Bob took the next pitch because it was short and easy, and then it was my turn to lead. I looked up at the pitch and picked the easiest line. It had a short vertical section, but seemed manageable. I placed a screw and moved up, pulled through the hard section and got another screw in. Cool! The pitch was sweet. I looked at the next pitch with awe! It was a beautiful long pitch of blue ice. Wow! A few minutes later, Bob asks me if I want to lead it.

Hmm, I looked at it again. This would definitely be the hardest lead I have done on ice to date. I could see a line that looked doable. I accepted the challenge, and got my self prepared. I went up a few feet, and got my first screw in. Bob suggested I move a little left and stem across to the left wall. I moved up and left and tried placing a second screw. The screw went in fine, but I had a heck of a time clipping it. My left calf was cramping and I was getting tired. I adjusted my stance and tried to relax. Then, I clipped into the screw and got moving again. Whew! I climbed up the vertical ice knowing I should place another screw, but too tired to hang out to do it. I got to a decent stance before the exit, and jammed in another screw. After clipping without problems, I let out a big sigh of relief. Woohoo! After making the exit move and clearing a few more minor tiers, I was at the belay tree. Yes! My best ice lead so far!

Bob followed the pitch and led 1 more tough pitch, then I led pitch #6 without trouble. Pitch #7 is known as the crux pitch and it rated as Grade 4 ice. I haven't led Grade 4 yet, so Bob took the pitch. After getting psyched for it, we both quickly realized that this was one of the easier pitches. The top tier opens up into a beautiful amphitheatre of ice, and there are many options for the leader. The easiest line was the most traveled path, but it still looked tough. Although it looked intimidating, it really was quite pleasant. Bob said, "Steve, the pitch you led seemed harder than this one". This was music to my ears.
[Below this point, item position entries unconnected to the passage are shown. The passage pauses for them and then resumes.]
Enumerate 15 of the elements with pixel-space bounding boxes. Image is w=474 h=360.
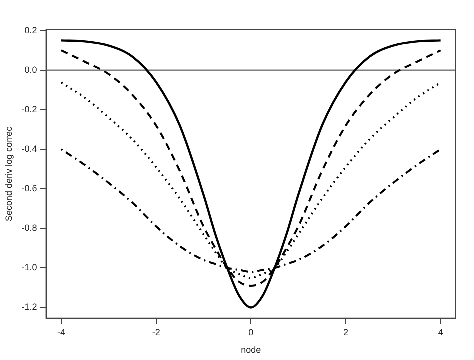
- y-tick-label: -1.2: [22, 302, 38, 312]
- x-tick-label: 4: [438, 327, 444, 338]
- x-tick-label: -4: [57, 327, 66, 338]
- y-tick-label: -0.6: [22, 184, 38, 194]
- y-tick-label: 0.2: [24, 25, 38, 36]
- x-tick-label: 0: [248, 327, 254, 338]
- y-tick-label: 0.0: [24, 64, 38, 75]
- y-tick-label: -1.0: [22, 262, 38, 273]
- x-axis-title: node: [241, 345, 262, 356]
- x-tick-label: 2: [343, 327, 348, 338]
- y-axis-title: Second deriv log correc: [4, 126, 14, 222]
- x-tick-label: -2: [152, 327, 160, 338]
- y-tick-label: -0.8: [22, 223, 38, 234]
- y-tick-label: -0.2: [22, 104, 38, 114]
- y-tick-label: -0.4: [22, 144, 38, 154]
In reality, Bob's first pitch was the crux pitch for the day. We considered doing another pitch on one side of the flow, but it was getting late. We decided to call it a successful day and head for home.
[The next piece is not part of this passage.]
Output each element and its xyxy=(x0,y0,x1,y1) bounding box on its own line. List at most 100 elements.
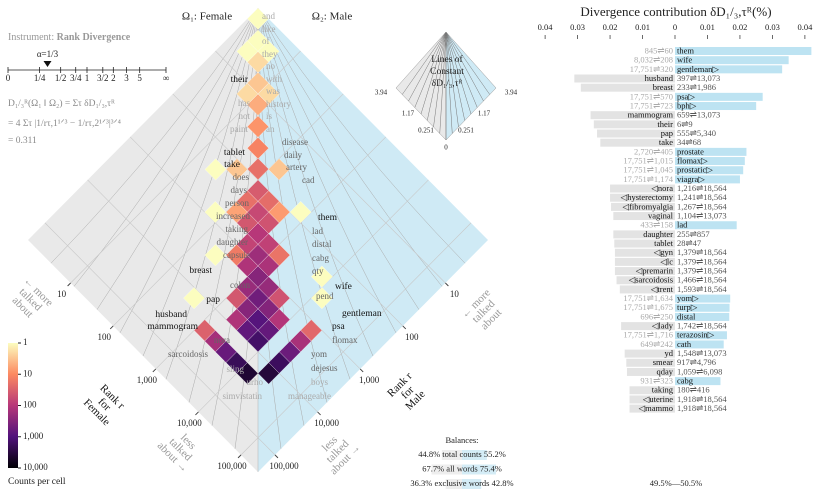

A day of climbing ice in the Catskills. We saw about 6 other climbers all day, and the trip cost us nothing other than food and gas. The weather was great, and the sights were amazing. We challenged ourselves and had a great time doing it. Bob and I shared some stories and a few laughs, and life was good all over again! Peace.

2 comments:

Scott said...

Sounds awesome. Very cool. I haven't been running much. I'm going to get back into it this wknd... I need to at least get a few runs in before Hyannis! Glad to see you're staying active this winter!

Steve said...

Steve,

Buttermilk falls is WAY cool. Looks like I'm not going to get to ICE climb with you this season .. Sorry I'm off to CAlif for 2.5 weeks and bike road race season starts the weekend I get back with CRIT in Bethel 3/1, then every weekend in March Crit near your house every SAT @ the airport.

I will try to keep some good posts - sorta like a journal going on my blog when out WEST.